On November 22, 1963, when he was hardly past his first
thousand days in office, John Fitzgerald Kennedy was killed
by an assassin's bullets as his motorcade wound through
Dallas, Texas. Kennedy was the youngest man elected
President; he was the youngest to die.
Of Irish descent, he was born in Brookline, Massachusetts,
on May 29, 1917. Graduating from Harvard in 1940, he entered
the Navy. In 1943, when his PT boat was rammed and sunk by a
Japanese destroyer, Kennedy, despite grave injuries, led the
survivors through perilous waters to safety.
Back from the war, he became a Democratic Congressman from
the Boston area, advancing in 1953 to the Senate. He married
Jacqueline Bouvier on September 12, 1953. In 1955, while
recuperating from a back operation, he wrote Profiles in
Courage, which won the Pulitzer Prize in history.
In 1956 Kennedy almost gained the Democratic nomination for
Vice President, and four years later was a first-ballot
nominee for President. Millions watched his television
debates with the Republican candidate, Richard M. Nixon.
Winning by a narrow margin in the popular vote, Kennedy
became the first Roman Catholic President.
His Inaugural Address offered the memorable injunction: "Ask
not what your country can do for you--ask what you can do
for your country." As President, he set out to redeem his
campaign pledge to get America moving again. His economic
programs launched the country on its longest sustained
expansion since World War II; before his death, he laid
plans for a massive assault on persisting pockets of
privation and poverty.
Responding to ever more urgent demands, he took vigorous
action in the cause of equal rights, calling for new civil
rights legislation. His vision of America extended to the
quality of the national culture and the central role of the
arts in a vital society.
He wished America to resume its old mission as the first
nation dedicated to the revolution of human rights. With the
Alliance for Progress and the Peace Corps, he brought
American idealism to the aid of developing nations. But the
hard reality of the Communist challenge remained.
Shortly after his inauguration, Kennedy permitted a band of
Cuban exiles, already armed and trained, to invade their
homeland. The attempt to overthrow the regime of Fidel
Castro was a failure. Soon thereafter, the Soviet Union
renewed its campaign against West Berlin. Kennedy replied by
reinforcing the Berlin garrison and increasing the Nation's
military strength, including new efforts in outer space.
Confronted by this reaction, Moscow, after the erection of
the Berlin Wall, relaxed its pressure in central Europe.
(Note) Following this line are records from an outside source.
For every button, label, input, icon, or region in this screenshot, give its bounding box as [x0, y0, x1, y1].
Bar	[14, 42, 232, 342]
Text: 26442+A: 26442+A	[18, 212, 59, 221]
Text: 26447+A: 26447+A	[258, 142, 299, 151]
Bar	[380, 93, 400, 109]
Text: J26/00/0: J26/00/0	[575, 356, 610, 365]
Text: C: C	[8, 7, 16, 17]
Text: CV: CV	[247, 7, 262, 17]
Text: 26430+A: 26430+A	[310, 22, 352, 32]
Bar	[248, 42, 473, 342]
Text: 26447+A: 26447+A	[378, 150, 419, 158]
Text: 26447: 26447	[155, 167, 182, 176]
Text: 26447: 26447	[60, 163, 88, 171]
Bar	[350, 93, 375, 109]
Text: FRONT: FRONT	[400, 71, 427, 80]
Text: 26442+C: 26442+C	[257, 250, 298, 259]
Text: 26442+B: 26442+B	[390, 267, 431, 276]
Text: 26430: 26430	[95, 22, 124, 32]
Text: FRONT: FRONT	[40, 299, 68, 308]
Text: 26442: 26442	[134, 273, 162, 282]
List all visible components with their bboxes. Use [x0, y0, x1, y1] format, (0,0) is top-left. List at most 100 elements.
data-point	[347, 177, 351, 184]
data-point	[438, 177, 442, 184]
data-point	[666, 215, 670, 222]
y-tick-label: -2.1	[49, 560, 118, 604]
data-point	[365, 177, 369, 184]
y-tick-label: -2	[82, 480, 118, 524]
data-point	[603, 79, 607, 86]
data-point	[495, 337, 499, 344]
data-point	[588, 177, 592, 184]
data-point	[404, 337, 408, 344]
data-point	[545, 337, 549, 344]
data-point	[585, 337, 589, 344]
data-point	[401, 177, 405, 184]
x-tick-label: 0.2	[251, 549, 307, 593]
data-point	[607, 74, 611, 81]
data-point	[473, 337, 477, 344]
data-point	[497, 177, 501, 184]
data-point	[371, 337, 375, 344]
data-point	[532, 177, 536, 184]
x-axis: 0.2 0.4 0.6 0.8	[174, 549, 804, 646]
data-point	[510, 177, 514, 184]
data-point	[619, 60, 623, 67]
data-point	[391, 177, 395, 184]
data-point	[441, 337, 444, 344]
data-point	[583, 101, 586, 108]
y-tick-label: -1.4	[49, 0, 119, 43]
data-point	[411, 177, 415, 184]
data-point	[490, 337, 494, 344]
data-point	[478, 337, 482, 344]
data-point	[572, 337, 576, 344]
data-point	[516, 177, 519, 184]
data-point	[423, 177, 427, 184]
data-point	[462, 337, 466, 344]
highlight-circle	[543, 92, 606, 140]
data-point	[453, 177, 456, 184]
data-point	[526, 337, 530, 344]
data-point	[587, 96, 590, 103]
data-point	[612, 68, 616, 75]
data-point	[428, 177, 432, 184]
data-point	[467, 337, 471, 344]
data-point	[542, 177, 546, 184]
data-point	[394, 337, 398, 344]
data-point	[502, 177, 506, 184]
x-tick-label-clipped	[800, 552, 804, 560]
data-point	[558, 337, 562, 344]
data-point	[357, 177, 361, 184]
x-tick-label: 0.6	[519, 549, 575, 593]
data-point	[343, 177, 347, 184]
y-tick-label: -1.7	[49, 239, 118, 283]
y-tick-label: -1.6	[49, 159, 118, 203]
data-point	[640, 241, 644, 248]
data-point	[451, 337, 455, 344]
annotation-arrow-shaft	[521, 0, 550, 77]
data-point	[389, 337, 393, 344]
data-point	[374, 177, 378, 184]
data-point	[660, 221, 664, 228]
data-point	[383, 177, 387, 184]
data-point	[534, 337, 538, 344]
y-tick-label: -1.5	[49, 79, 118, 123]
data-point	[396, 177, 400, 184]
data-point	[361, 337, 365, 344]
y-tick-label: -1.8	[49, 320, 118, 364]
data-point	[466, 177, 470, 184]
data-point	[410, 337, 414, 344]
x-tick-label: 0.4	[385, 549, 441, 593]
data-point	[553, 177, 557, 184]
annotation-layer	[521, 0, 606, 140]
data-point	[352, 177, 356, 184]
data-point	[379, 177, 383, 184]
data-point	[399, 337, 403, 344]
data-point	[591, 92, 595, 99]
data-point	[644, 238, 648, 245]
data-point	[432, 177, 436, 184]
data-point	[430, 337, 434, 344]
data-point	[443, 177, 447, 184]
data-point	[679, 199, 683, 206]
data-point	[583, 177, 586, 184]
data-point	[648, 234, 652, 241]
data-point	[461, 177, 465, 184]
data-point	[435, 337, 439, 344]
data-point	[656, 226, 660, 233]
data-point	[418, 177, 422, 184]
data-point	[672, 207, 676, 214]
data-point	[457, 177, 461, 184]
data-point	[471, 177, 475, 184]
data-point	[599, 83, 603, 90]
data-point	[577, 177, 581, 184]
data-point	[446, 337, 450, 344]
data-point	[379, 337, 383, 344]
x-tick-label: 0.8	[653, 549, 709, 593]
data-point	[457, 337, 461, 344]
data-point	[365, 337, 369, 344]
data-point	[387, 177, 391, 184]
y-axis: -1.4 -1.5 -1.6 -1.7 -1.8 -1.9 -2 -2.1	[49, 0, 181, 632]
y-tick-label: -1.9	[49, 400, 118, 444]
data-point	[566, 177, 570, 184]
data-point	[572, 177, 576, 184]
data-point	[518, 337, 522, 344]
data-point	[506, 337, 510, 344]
Instead, the Russians now sought to install nuclear missiles
in Cuba. When this was discovered by air reconnaissance in
October 1962, Kennedy imposed a quarantine on all offensive
weapons bound for Cuba. While the world trembled on the
brink of nuclear war, the Russians backed down and agreed to
take the missiles away. The American response to the Cuban
crisis evidently persuaded Moscow of the futility of nuclear
blackmail.
Kennedy now contended that both sides had a vital interest
in stopping the spread of nuclear weapons and slowing the
arms race--a contention which led to the test ban treaty of
1963. The months after the Cuban crisis showed significant
progress toward his goal of "a world of law and free choice,
banishing the world of war and coercion." His administration
thus saw the beginning of new hope for both the equal rights
of Americans and the peace of the world.